Grr, sorry about that, I actually missed to copy-paste the AND:
/* check for bad alignment of source */
testl $7, %esi
jz 102f /* already aligned */
movl %esi,%ecx
andl $7,%ecx
subl $8,%ecx
negl %ecx
subl %ecx,%edx
0: movb (%rsi),%al
movb %al,(%rdi)
incq %rsi
incq %rdi
decl %ecx
jnz 0b
I basically am proposing to move the unlikely case out of line and
optimize the likely one.
> So your "movl %esi,%ecx" needs to be somthing that just copies the
> low three bits and zeroes the high part of %ecx.
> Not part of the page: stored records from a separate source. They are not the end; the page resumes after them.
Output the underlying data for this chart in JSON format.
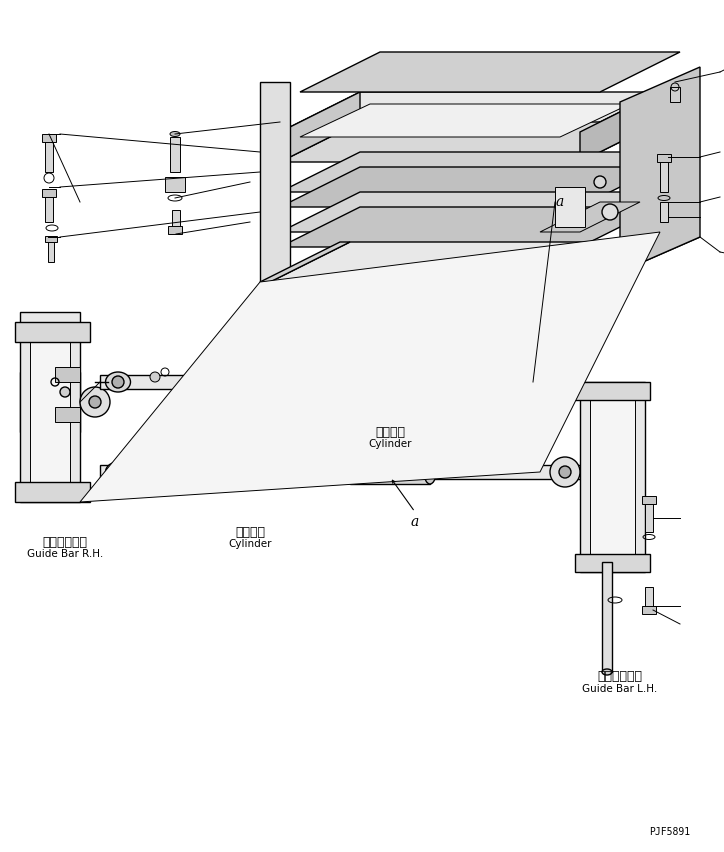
{
  "title": "",
  "background_color": "#ffffff",
  "line_color": "#000000",
  "part_label_color": "#000000",
  "watermark": "PJF5891",
  "labels": {
    "guide_bar_rh_jp": "ガイドバー右",
    "guide_bar_rh_en": "Guide Bar R.H.",
    "guide_bar_lh_jp": "ガイドバー左",
    "guide_bar_lh_en": "Guide Bar L.H.",
    "cylinder_jp_1": "シリンダ",
    "cylinder_en_1": "Cylinder",
    "cylinder_jp_2": "シリンダ",
    "cylinder_en_2": "Cylinder",
    "label_a1": "a",
    "label_a2": "a"
  },
  "fig_width": 7.24,
  "fig_height": 8.52,
  "dpi": 100
}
Is there a cute
> way to do that in x86 assembler?
We could do some funky games with byte-sized moves but those are
generally slower anyway so doing the default operand size thing should
be ok.
> I copied that loop from arch/x86/lib/copy_user_64.S:__copy_user_nocache()
> I guess the answer depends on whether you generally copy enough
> cache lines to save enough time to cover the cost of saving and
> restoring those registers.
Well, that function will run on modern hw with a stack engine so I'd
assume those 4 pushes and pops would be paid for by the increased
registers count for the data shuffling.
But one could take out that function do some microbenchmarking with
different sizes and once with the current version and once with the
pushes and pops of r1[2-5] to see where the breakeven is.
--
Regards/Gruss,
Boris.
ECO tip #101: Trim your mails when you reply.